As the Royal National Institute of the Blind (RNIB) slams Visa over their failure to provide “talking cash machine” facilities at the Olympic Park as promised, it seems like shopping in general is also taking a hit.
A new study from Cass Business School, part of City University London, suggests up to 17 per cent of visually impaired people do not engage in any form of shopping due to the stress caused by failures to accommodate their needs.
Produced in association with the Royal National Institute of the Blind (RNIB), which has collected evidence from a sample of 675 blind and partially-sighted people, the report concludes that shopping is one of the most stressful activities for visually impaired consumers.
Vincent-Wayne Mitchell, Cass professor of consumer marketing, says the fact that many companies have failed to accommodate the visually impaired at London 2012 is a prime example of the difficulties they face in day-to-day living.
Globally, the number of visually impaired people is around 314 million and the report suggests this is likely to double by 2030. These figures support the researchers’ calls for more assistance from consumer bodies and public policy makers in accommodating the needs of the visually impaired.
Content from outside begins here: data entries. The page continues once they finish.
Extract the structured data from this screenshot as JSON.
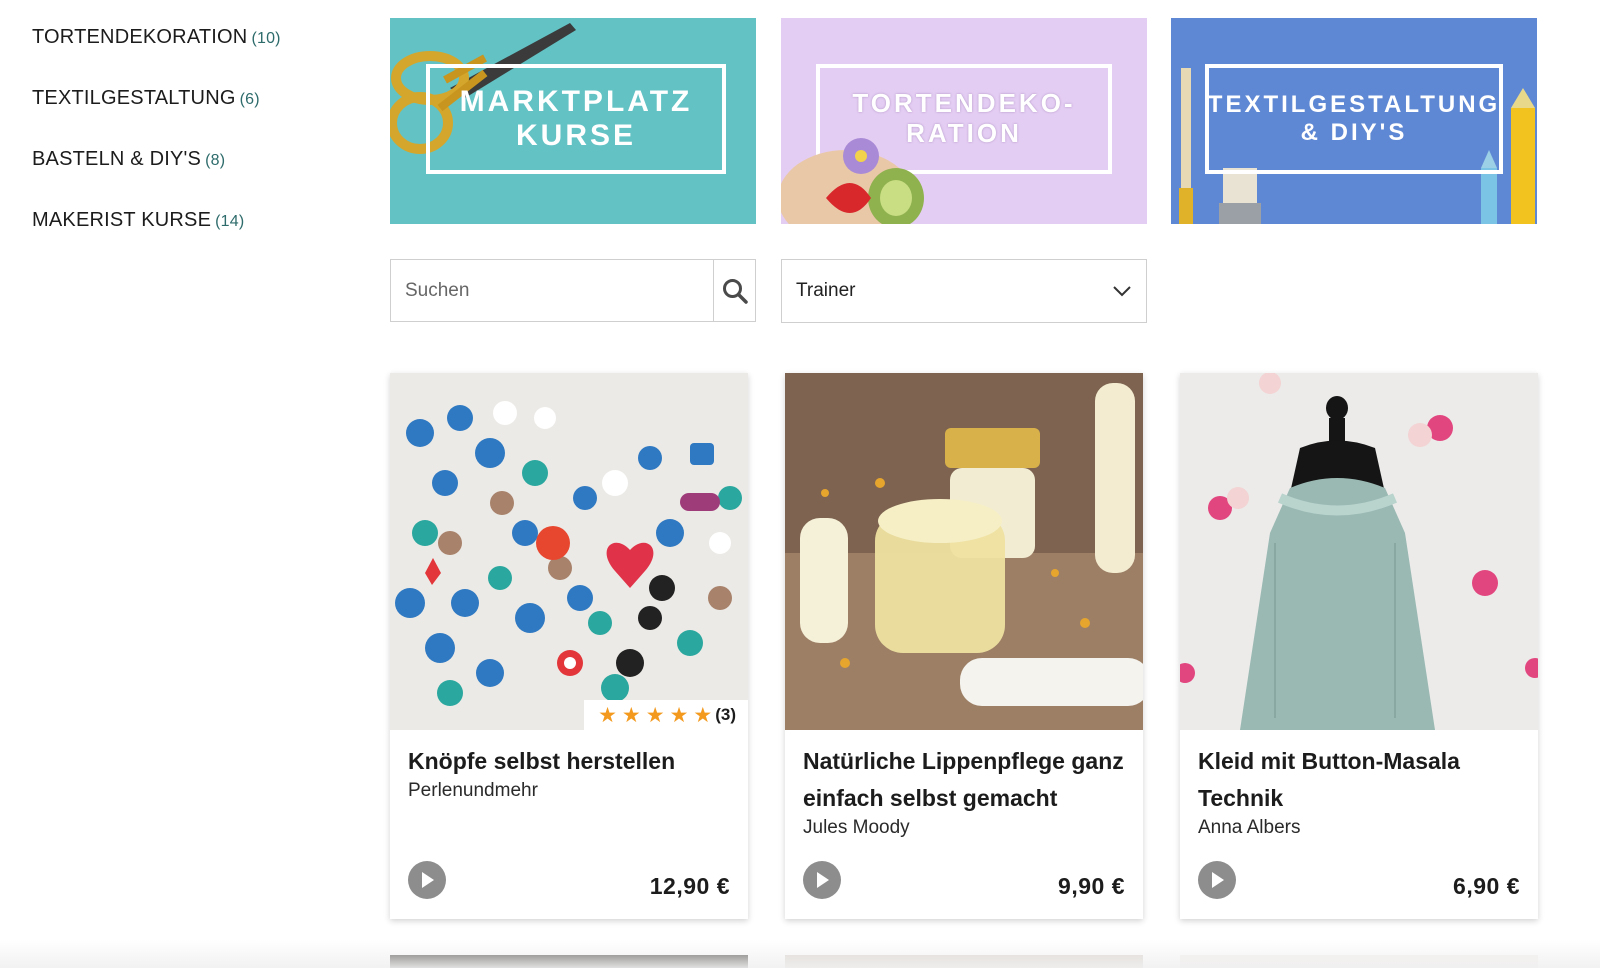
{
  "sidebar": {
    "categories": [
      {
        "label": "TORTENDEKORATION",
        "count": "(10)"
      },
      {
        "label": "TEXTILGESTALTUNG",
        "count": "(6)"
      },
      {
        "label": "BASTELN & DIY'S",
        "count": "(8)"
      },
      {
        "label": "MAKERIST KURSE",
        "count": "(14)"
      }
    ]
  },
  "banners": [
    {
      "line1": "MARKTPLATZ",
      "line2": "KURSE",
      "bg": "#62c2c4"
    },
    {
      "line1": "TORTENDEKO-",
      "line2": "RATION",
      "bg": "#e4cdf3"
    },
    {
      "line1": "TEXTILGESTALTUNG",
      "line2": "& DIY'S",
      "bg": "#5f88d4"
    }
  ],
  "filters": {
    "search_placeholder": "Suchen",
    "search_icon": "magnifier-icon",
    "trainer_select": "Trainer",
    "select_icon": "chevron-down-icon"
  },
  "products": [
    {
      "title": "Knöpfe selbst herstellen",
      "author": "Perlenundmehr",
      "price": "12,90 €",
      "rating_stars": 5,
      "rating_count": "(3)"
    },
    {
      "title": "Natürliche Lippenpflege ganz einfach selbst gemacht",
      "author": "Jules Moody",
      "price": "9,90 €"
    },
    {
      "title": "Kleid mit Button-Masala Technik",
      "author": "Anna Albers",
      "price": "6,90 €"
    }
  ],
  "colors": {
    "accent_star": "#f39a1e",
    "count_text": "#2e6b6b",
    "play_button": "#8d8d8d"
  }
}
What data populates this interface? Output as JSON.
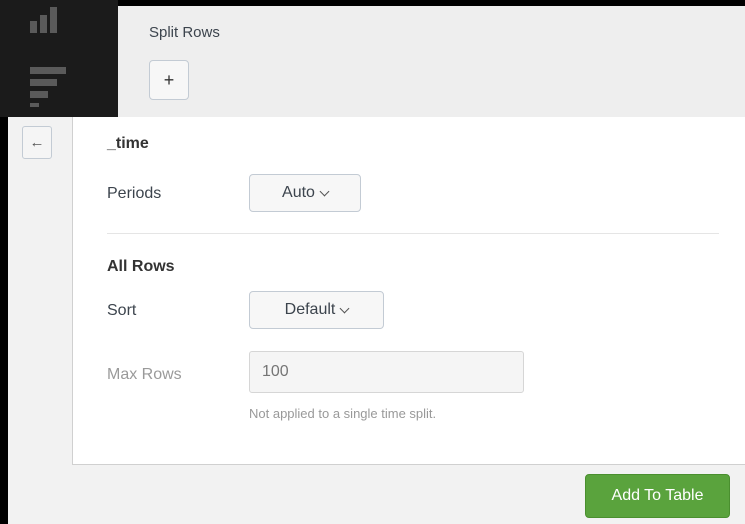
{
  "header": {
    "split_label": "Split Rows",
    "add_split_glyph": "+"
  },
  "panel": {
    "back_glyph": "←",
    "field_section": {
      "title": "_time",
      "periods_label": "Periods",
      "periods_value": "Auto"
    },
    "all_rows_section": {
      "title": "All Rows",
      "sort_label": "Sort",
      "sort_value": "Default",
      "max_rows_label": "Max Rows",
      "max_rows_placeholder": "100",
      "max_rows_help": "Not applied to a single time split."
    }
  },
  "footer": {
    "add_button_label": "Add To Table"
  },
  "icons": {
    "rail_top": "bar-chart-icon",
    "rail_second": "list-icon",
    "back": "arrow-left-icon",
    "dropdown": "chevron-down-icon"
  },
  "colors": {
    "rail_bg": "#1b1b1b",
    "header_bg": "#eeeeee",
    "primary_button": "#5aa33d"
  }
}
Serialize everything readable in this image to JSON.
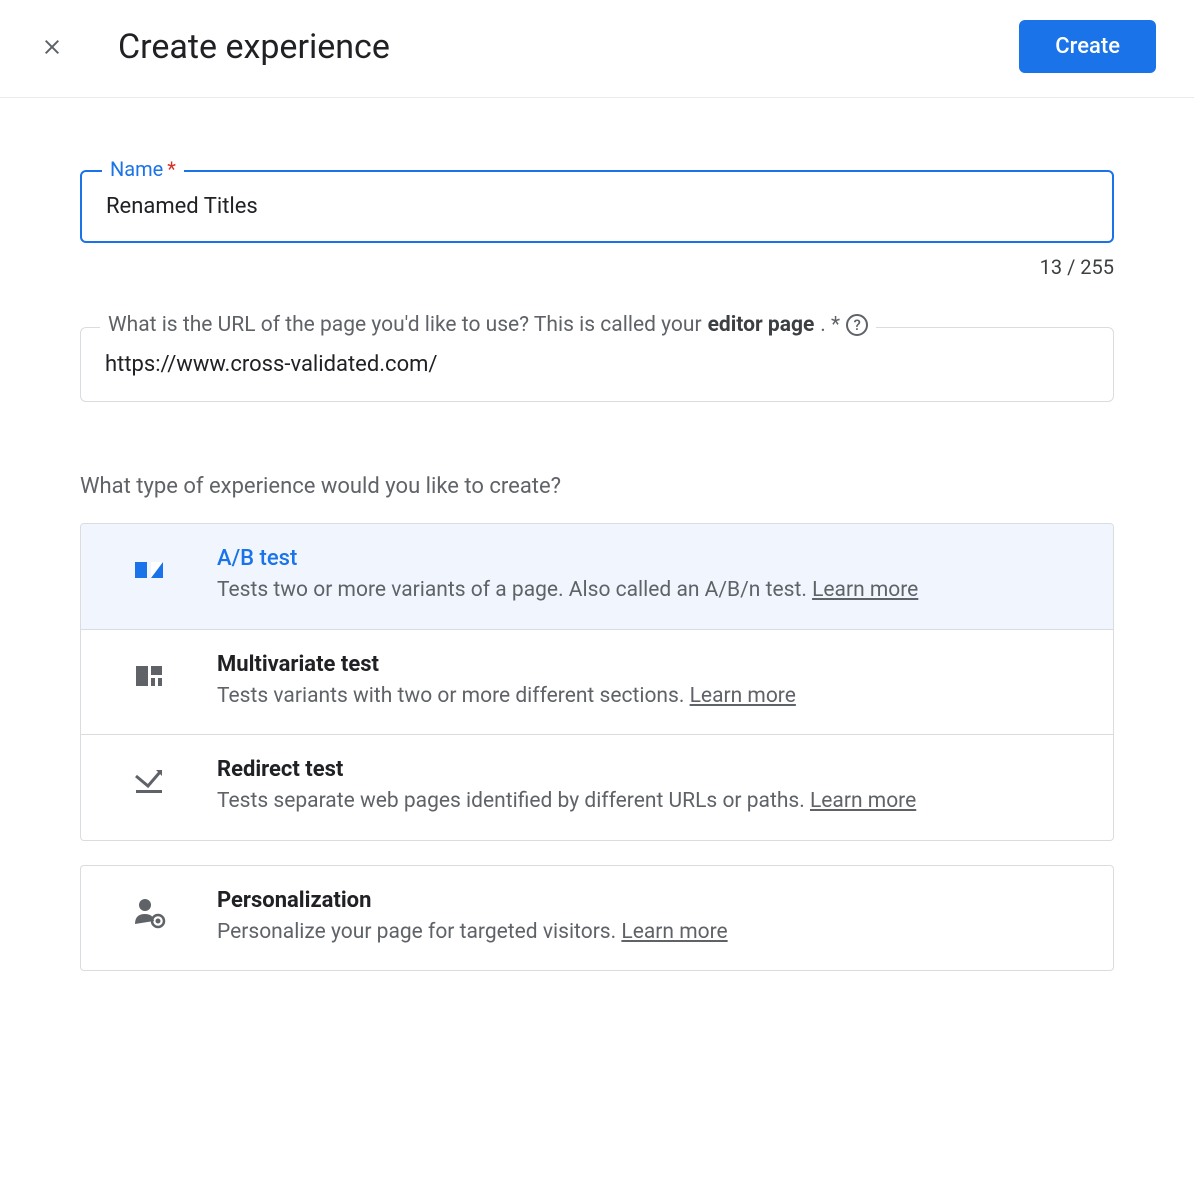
{
  "header": {
    "title": "Create experience",
    "create_button": "Create"
  },
  "name_field": {
    "label": "Name",
    "required_marker": "*",
    "value": "Renamed Titles",
    "counter": "13 / 255"
  },
  "url_field": {
    "label_pre": "What is the URL of the page you'd like to use? This is called your ",
    "label_bold": "editor page",
    "label_post": ". *",
    "value": "https://www.cross-validated.com/"
  },
  "type_question": "What type of experience would you like to create?",
  "options": [
    {
      "key": "abtest",
      "title": "A/B test",
      "desc": "Tests two or more variants of a page. Also called an A/B/n test. ",
      "learn": "Learn more",
      "selected": true
    },
    {
      "key": "multivariate",
      "title": "Multivariate test",
      "desc": "Tests variants with two or more different sections. ",
      "learn": "Learn more",
      "selected": false
    },
    {
      "key": "redirect",
      "title": "Redirect test",
      "desc": "Tests separate web pages identified by different URLs or paths. ",
      "learn": "Learn more",
      "selected": false
    }
  ],
  "personalization": {
    "key": "personalization",
    "title": "Personalization",
    "desc": "Personalize your page for targeted visitors. ",
    "learn": "Learn more"
  }
}
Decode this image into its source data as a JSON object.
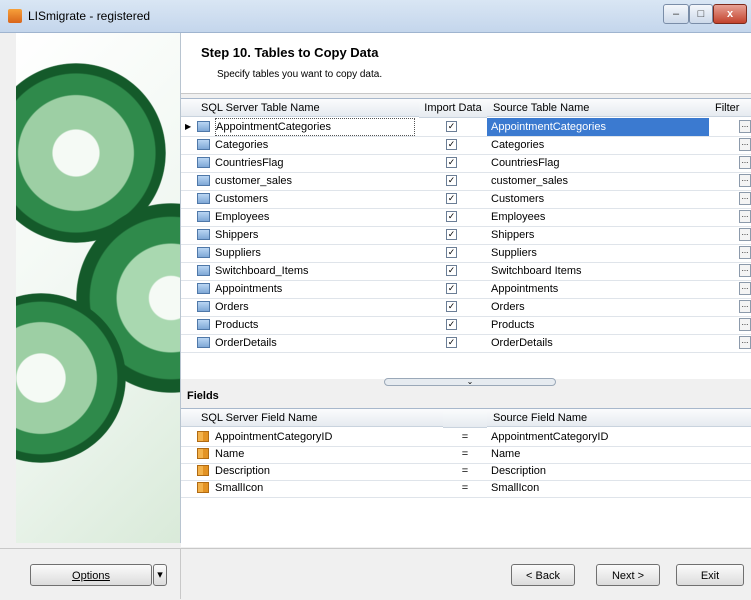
{
  "window": {
    "title": "LISmigrate - registered"
  },
  "header": {
    "title": "Step 10. Tables to Copy Data",
    "subtitle": "Specify tables you want to copy data."
  },
  "tables_grid": {
    "columns": {
      "sql": "SQL Server Table Name",
      "import": "Import Data",
      "source": "Source Table Name",
      "filter": "Filter"
    },
    "rows": [
      {
        "sql": "AppointmentCategories",
        "source": "AppointmentCategories",
        "checked": true
      },
      {
        "sql": "Categories",
        "source": "Categories",
        "checked": true
      },
      {
        "sql": "CountriesFlag",
        "source": "CountriesFlag",
        "checked": true
      },
      {
        "sql": "customer_sales",
        "source": "customer_sales",
        "checked": true
      },
      {
        "sql": "Customers",
        "source": "Customers",
        "checked": true
      },
      {
        "sql": "Employees",
        "source": "Employees",
        "checked": true
      },
      {
        "sql": "Shippers",
        "source": "Shippers",
        "checked": true
      },
      {
        "sql": "Suppliers",
        "source": "Suppliers",
        "checked": true
      },
      {
        "sql": "Switchboard_Items",
        "source": "Switchboard Items",
        "checked": true
      },
      {
        "sql": "Appointments",
        "source": "Appointments",
        "checked": true
      },
      {
        "sql": "Orders",
        "source": "Orders",
        "checked": true
      },
      {
        "sql": "Products",
        "source": "Products",
        "checked": true
      },
      {
        "sql": "OrderDetails",
        "source": "OrderDetails",
        "checked": true
      }
    ],
    "check_mark": "✓",
    "ellipsis": "..."
  },
  "fields": {
    "label": "Fields",
    "columns": {
      "sql": "SQL Server Field Name",
      "source": "Source Field Name"
    },
    "rows": [
      {
        "sql": "AppointmentCategoryID",
        "eq": "=",
        "source": "AppointmentCategoryID"
      },
      {
        "sql": "Name",
        "eq": "=",
        "source": "Name"
      },
      {
        "sql": "Description",
        "eq": "=",
        "source": "Description"
      },
      {
        "sql": "SmallIcon",
        "eq": "=",
        "source": "SmallIcon"
      }
    ]
  },
  "buttons": {
    "options": "Options",
    "back": "< Back",
    "next": "Next >",
    "exit": "Exit"
  },
  "icons": {
    "window": "app-icon",
    "minimize": "minimize-icon",
    "maximize": "maximize-icon",
    "close": "close-icon"
  },
  "colors": {
    "selection": "#3b7ad0",
    "gear_dark": "#1f7a3a",
    "gear_light": "#9dcfa4"
  }
}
But how can retailers get involved?
Mitchell believes more retailers should install tactile keypads on payment devices, provide assistance to retrieve merchandise and provide Braille product lists and menus to make it easier for visually impaired customers to order, browse and make choices.
It often takes media coverage of major brands failing in these areas to spark debate and research. With VISA promising the RNIB that they would convert two of eight Olympic Park cash machines and failing to do so, it begs the question of other promises made and not kept in aiding the visually impaired, not just in access to cash, but as this study shows access to retail and restaurants.